2.4. Bug of Trie data structure
This is fixed in Motoko 0.7.4 (Motoko base tag moc-0.7.4). Thanks for reporting and helping us track down the bug. I still think that data structure needs further improvement though.
2.9. Optimizing the motoko-base library
This is valid but we are working on improving the correctness, performance and test coverage and have already pushed tests of some old functionality and tested new improvements. Covering the entire base library will take time.
I agree that base needs more testing (especially of older libraries) and development in some areas and that this should be ideally be prioritized over any other non-critical work.
Then @Manu how to explain this kind of things? I believe @blockpunk is a key developer from the IC community that contribute a lot to the community especially to the Chinese community.
It is true that the official team has developed a lot of basic work, but the result? It has been a year and a half since its launch so far, how many ecological applications are running well or give full play to the advantages of IC?
Yes, you may say Distrikt and Entrepot. As for Distrikt, how many users would like to use it instead of web2 social products? And Entrepot, the NFT standard is terrible for every new users to onboard. Compared with the Ethereum projects, these two projects have no obvious advantages, and their user experience is not much greater than web2 products. Why do users come and play?
Recently, even many projects including hackathon award-winning projects have left IC. I believe they will not make this decision without encountering insurmountable difficulties. As Peter Drucker said, start with the end. If the result is bad, it only means that most of the work is useless or it’s not the point you guys should focus on right now.
Without a fast growing ecosystem DApps and the users they bring, IC is meaningless to anyone, only the Dfinity dev team think they have made something great but no one recognizes it.
Some important NNS upgrades such as periodic confirmation got postponed too cause the team was busy working on the SNS. Maturity modulation somehow managed to slip through tho, despite being approved at a later date and with less approvals.
That makes it look like internal pressures are more effective than community’s feedback to shift priorities around.
And one more example to illustrate: The Principal ID. Dfinity thinks that users need security and privacy protection so they design delegation identity mechanism. But what the team didn’t see is that users just want a unified address/ID across different DApps.
For now, different wallets can’t import from each other because they use different algorithm. Users will only get different wallet address in different DApps if they use Internet Identity. Are you telling users to make more transactions when they switch DApps? Users say “No, it’s inconvinient. The user experience of wallets on Ethereum are much easier. Goodbye”.
Listen and observe more on users’ demand please, rather than doing what you think it’s great.

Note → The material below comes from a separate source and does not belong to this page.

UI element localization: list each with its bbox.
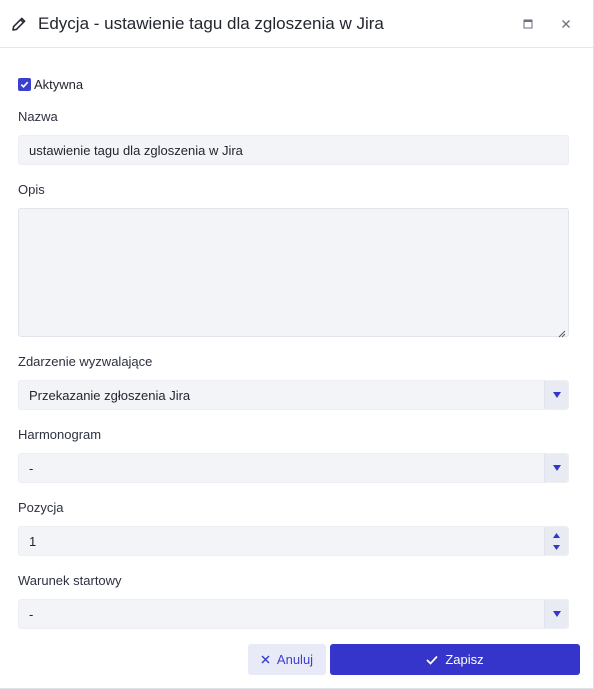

I am trying to understand the expectation here. You don’t have to use Internet Identity at all. You can just write a frontend or browser extension that takes in a private key or seed phrase or connects to a hardware token and uses the same key for everything (i.e. same principal everywhere). Why does nobody do that? Is the expectation that the foundation writes the “Metamask for IC”? I ask because I hear in other places that the foundation should not work on things on that level. Hence the question, what is the expectation?